I thought I was prepared for this; it’s no secret that politics is an incredibly male-dominated field. But as a student at a liberal arts school, I had certain expectations for my experience. "It’s different here," I told myself. But listening to my professor dissect Aristotle, I realized that I had taken for granted the blanket of comfort that female-identified majority classes with female professors had swaddled me in my previous semester. For the first time that year, I felt small and realized that the power structure women exist in is not transcended even by the “progressive” bubble of a liberal arts college.
Day after day, I would sit in the same seat as far away from my professor as possible, while he conversed with students about the reading. I always spent hours on these assignments, but felt as if I had nothing to say about them in this environment.

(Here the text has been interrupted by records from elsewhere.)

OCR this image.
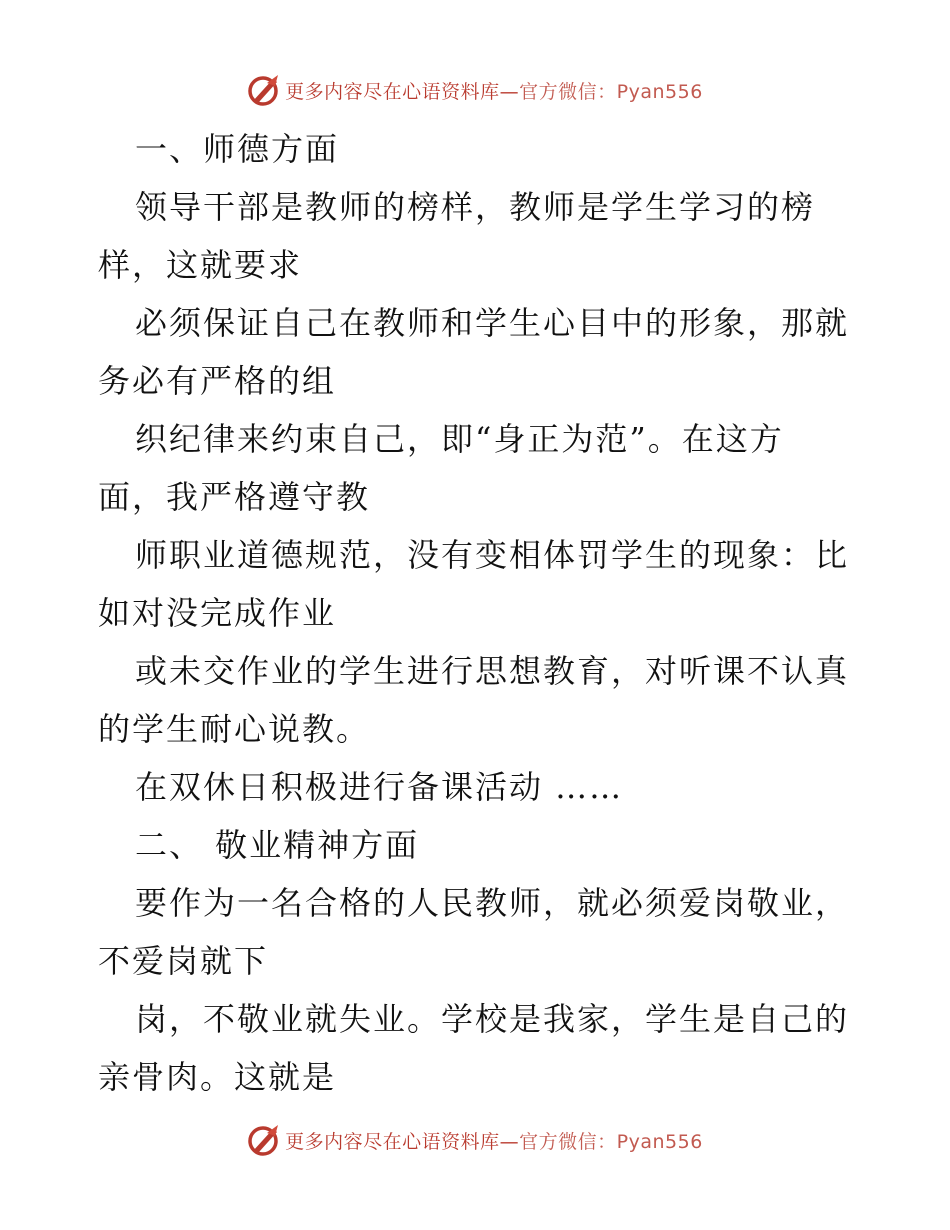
更多内容尽在心语资料库—官方微信：Pyan556

一、师德方面

领导干部是教师的榜样，教师是学生学习的榜
样，这就要求

必须保证自己在教师和学生心目中的形象，那就
务必有严格的组

织纪律来约束自己，即“身正为范”。在这方
面，我严格遵守教

师职业道德规范，没有变相体罚学生的现象：比
如对没完成作业

或未交作业的学生进行思想教育，对听课不认真
的学生耐心说教。

在双休日积极进行备课活动 ……

二、 敬业精神方面

要作为一名合格的人民教师，就必须爱岗敬业，
不爱岗就下

岗，不敬业就失业。学校是我家，学生是自己的
亲骨肉。这就是

更多内容尽在心语资料库—官方微信：Pyan556
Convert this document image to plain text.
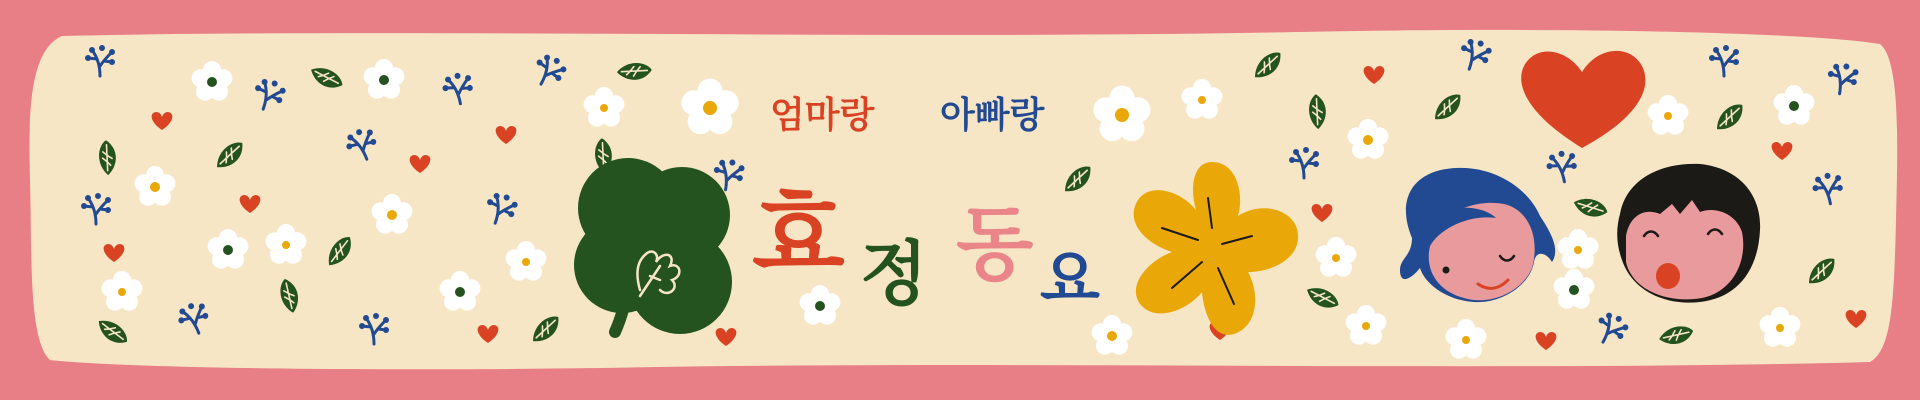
엄마랑 아빠랑
효 정 동 요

Even when I did have a comment, I would wait around for some guy to say the exact same thing, suddenly losing all confidence in my idea, subconsciously waiting to be validated by a male voice. I was paranoid that my intelligence would be questioned, and accepted silence in lieu of the possibility of being called out for being wrong — for being a woman in a space traditionally unwelcome to my gender.
When finals rolled around, I reflected upon the toll that this deep-rooted sense of fear had taken on my success in the class. I never went to my professor’s office hours out of sheer insecurity, and so all of my questions went unanswered. I flunked a lot of quizzes despite countless hours of studying.
But the more I mulled over my situation, I came to realize that in actuality I probably knew just as much, if not a lot more, than many of the guys in that room. Despite the confidence they exuded, my male peers were probably also mentally decimated after hours of meticulous, yet seemingly unsuccessful, reading. But as a woman, I felt forced to prove — and in this case, incapable of proving — myself in ways that my male peers likely didn't.
This feeling of never measuring up, of never experiencing the privilege of self-assurance, made being a student absolutely nerve-wracking, but is also part of a much larger gender-based double standard. For centuries, we've all been taught that there’s some nebulous gap of ability between genders. This fabled, internal obstacle — as well as clear external obstacles, like workplace harassment and the wage gap — encourages women to overcompensate and leads to the genuine belief that we are somehow inherently less worthy. Gender always seems to take center stage for women, even when we're in prestigious places. The praise women receive for their accomplishments is silently accompanied by the knowledge that they overcame something men don’t have to. And because of that, we have come to simply expect everything to be a little more challenging.
Supporting other girls and their achievements, especially in male-dominated fields and spaces, is so important. But ultimately, I want what I do in this world to be impressive based on its own merit — not just because it's the result of a woman overcoming a patriarchal power dynamic. I want this internalized feeling of being something less to disappear. And I don’t want any girl in academia, and beyond, to feel the way that I felt in that classroom.